Progress toward the 2030 vision of CFD
By REYNALDO J. GOMEZ III AND ANDREW W. CARY|December 2020
The CFD Vision 2030 Integration Committee advocates for, inspires and enables community activities recommended by the vision study for revolutionary advances in the state-of-the-art of computational technologies needed for analysis, design and certification of future aerospace systems.
NASA, industry and academic researchers met three of the four key 2020 goals articulated in NASA’s Vision 2030 computational fluid dynamics technology improvement plan released in 2014, according to the “2020 Review of CFD2030 Roadmap” produced by the Integration Committee.

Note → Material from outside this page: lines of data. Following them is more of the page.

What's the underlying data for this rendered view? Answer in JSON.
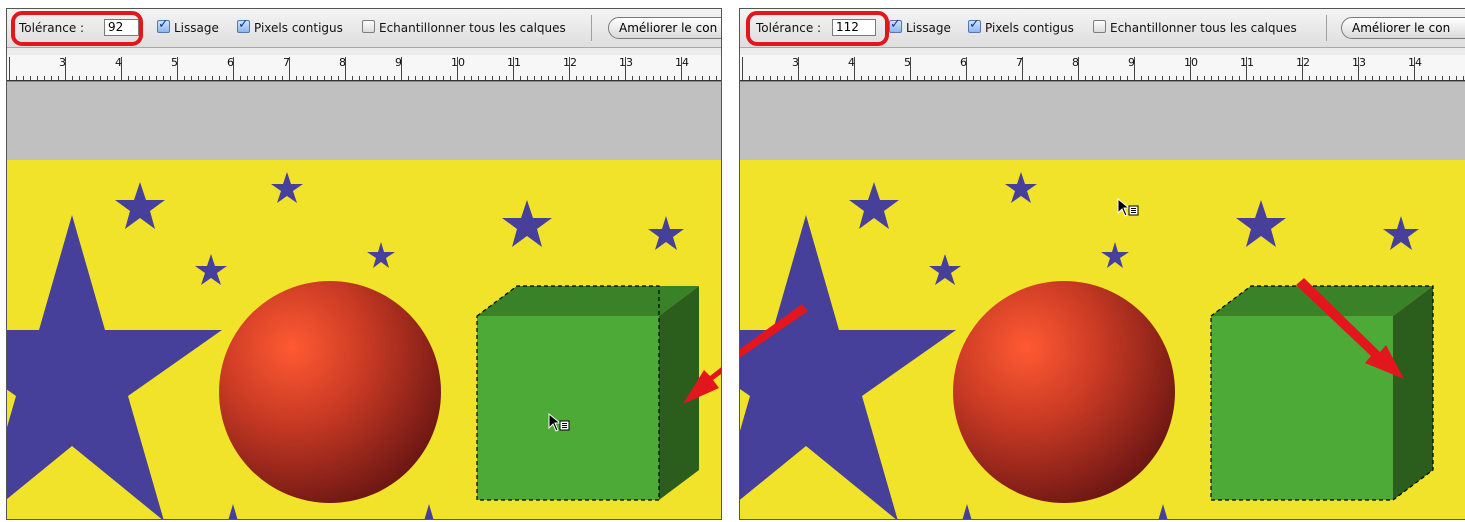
{
  "panels": [
    {
      "id": "left",
      "options_bar": {
        "tolerance_label": "Tolérance :",
        "tolerance_value": "92",
        "checkboxes": [
          {
            "label": "Lissage",
            "checked": true
          },
          {
            "label": "Pixels contigus",
            "checked": true
          },
          {
            "label": "Echantillonner tous les calques",
            "checked": false
          }
        ],
        "refine_button": "Améliorer le con"
      },
      "ruler": {
        "labels": [
          "3",
          "4",
          "5",
          "6",
          "7",
          "8",
          "9",
          "10",
          "11",
          "12",
          "13",
          "14"
        ]
      }
    },
    {
      "id": "right",
      "options_bar": {
        "tolerance_label": "Tolérance :",
        "tolerance_value": "112",
        "checkboxes": [
          {
            "label": "Lissage",
            "checked": true
          },
          {
            "label": "Pixels contigus",
            "checked": true
          },
          {
            "label": "Echantillonner tous les calques",
            "checked": false
          }
        ],
        "refine_button": "Améliorer le con"
      },
      "ruler": {
        "labels": [
          "3",
          "4",
          "5",
          "6",
          "7",
          "8",
          "9",
          "10",
          "11",
          "12",
          "13",
          "14"
        ]
      }
    }
  ],
  "colors": {
    "highlight": "#e3151d",
    "canvas_yellow": "#f1e32a",
    "star_purple": "#47409a",
    "cube_front": "#4eaa36",
    "cube_top": "#3a8228",
    "cube_side": "#2b5e1d",
    "sphere_light": "#ff5a32",
    "sphere_dark": "#7a1a16",
    "arrow_red": "#e3151d"
  },
  "icons": [
    "magic-wand-cursor-icon",
    "checkbox-checked-icon",
    "annotation-arrow-icon"
  ]
}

Over the past year, multiple government, industry and university tools used adaptive meshes to simulate the flow over a commercial transport aircraft in a high-lift takeoff and landing configuration. These results meet a 2020 road map algorithm goal of a technology demonstration of grid convergence for a complete configuration. More research and development are needed to achieve the demonstration of convergence for unsteady flows on complex geometries.
In a related development, researchers at NASA’s Langley Research Center in Virginia used the FUN3D flow solver and an improved grid refinement approach to show mesh adaptation results that reduced human interaction time compared to fixed-mesh approaches. Automated mesh generation and adaptation of viscous problems eliminates one of the most time-consuming manual aspects of the CFD process.

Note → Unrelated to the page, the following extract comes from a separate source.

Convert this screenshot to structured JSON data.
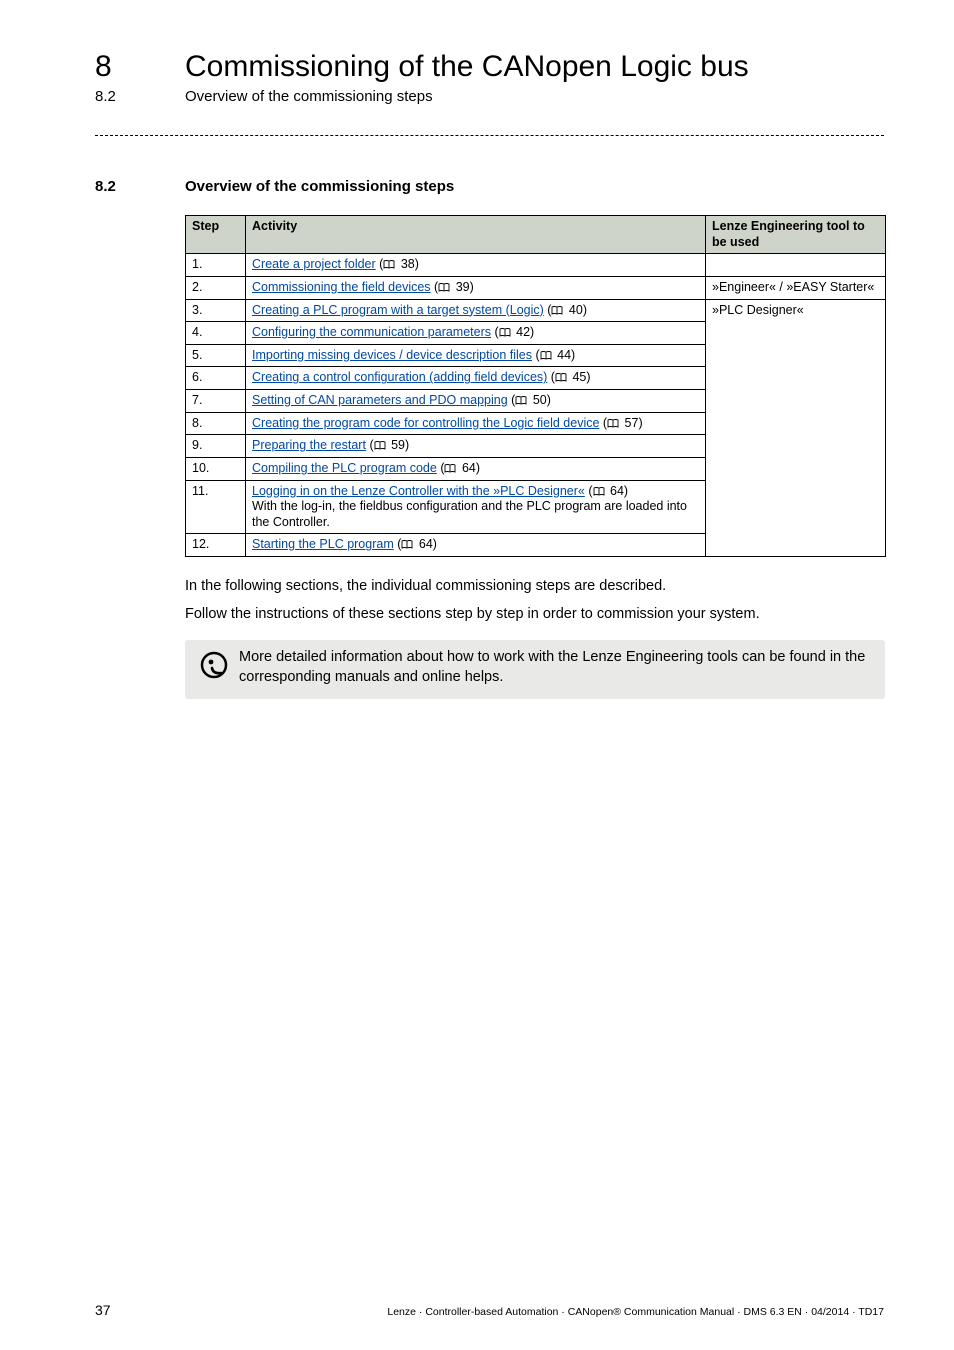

Also at Langley, researchers implemented the Hierarchical Adaptive Nonlinear Iteration Method, or HANIM, in the USM3D flow solver and FUN3D, and demonstrated improved solver time to solution on several NASA projects. Specifically, the Transonic Truss Braced Wing project used USM3D HANIM to reduce the time to produce accurate solutions from seven to eight hours to 15 to 20 minutes on the Pleiades supercomputer at the NASA Advanced Supercomputing Division. The FUN3D HANIM version of the code was also used to support the Global Center for Medical Innovation task force efforts to improve N95 mask design in the global response to the COVID-19 pandemic.

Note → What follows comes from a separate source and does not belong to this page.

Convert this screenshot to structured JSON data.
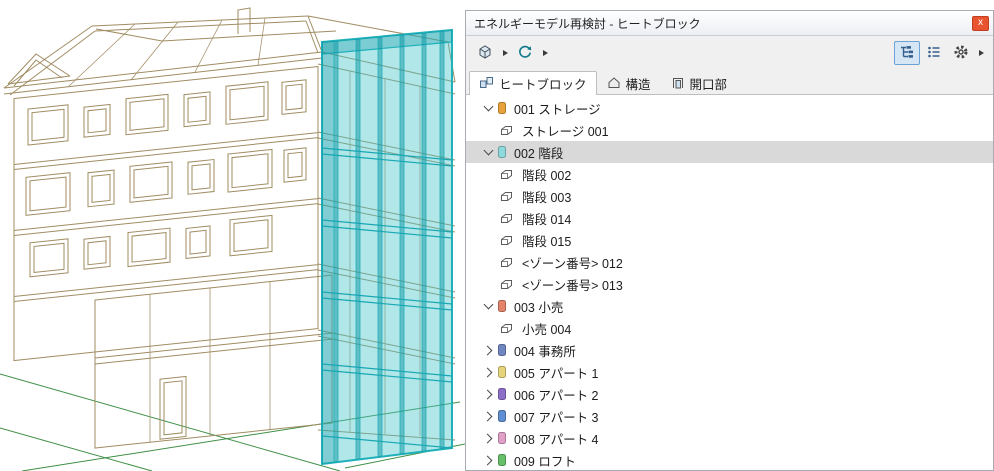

Even with these speed improvements, flow solver run times are too long to conduct multidisciplinary design optimization in a timely manner. Researchers from MIT and the University of Texas at Austin addressed this problem through new methods that leverage Monte Carlo variance reduction techniques and machine learning along with effective reuse of information from past optimization iterations. In September, researchers writing in the journal Reliability Engineering & System Safety documented a method for computationally efficient, reliable design of a single element model rocket combustor by reusing existing information for Monte Carlo variance reduction via IRIS-RBDO (Information Reuse for Importance Sampling in Reliability-Based Design Optimization). These new techniques are enabling computationally efficient implementations of robust optimization to ensure safe, efficient designs.
Also this year, NASA and computing pioneer NVIDIA met a key 2020 technology demonstration goal by performing on-demand visualization and analysis of a multibillion-point unsteady CFD simulation, according to the “2020 Review of CFD2030 Roadmap.” NASA researchers continued to refine their predictions of Mars Crew Lander entry flowfields using the massively parallel GPU accelerated version of FUN3D. This effort builds on the 2019 technical achievements in HPC and visualization that were shown at the November 2019 Supercomputing Conference. The researchers used the Summit GPU-accelerated supercomputer at Oak Ridge National Lab in Tennessee to perform these large unsteady simulations, meeting another key CFD 2030 high-performance computing goal. The NVIDIA real-time visualization of 150 terabytes of unsteady simulation data used four dedicated NVIDIA DGX-2 systems with 16 NVIDIA Tesla V100 GPUs and 16 Solid State Drives on each DGX system, while using NVIDIA’s GPUDirect to move the data directly to GPU memory.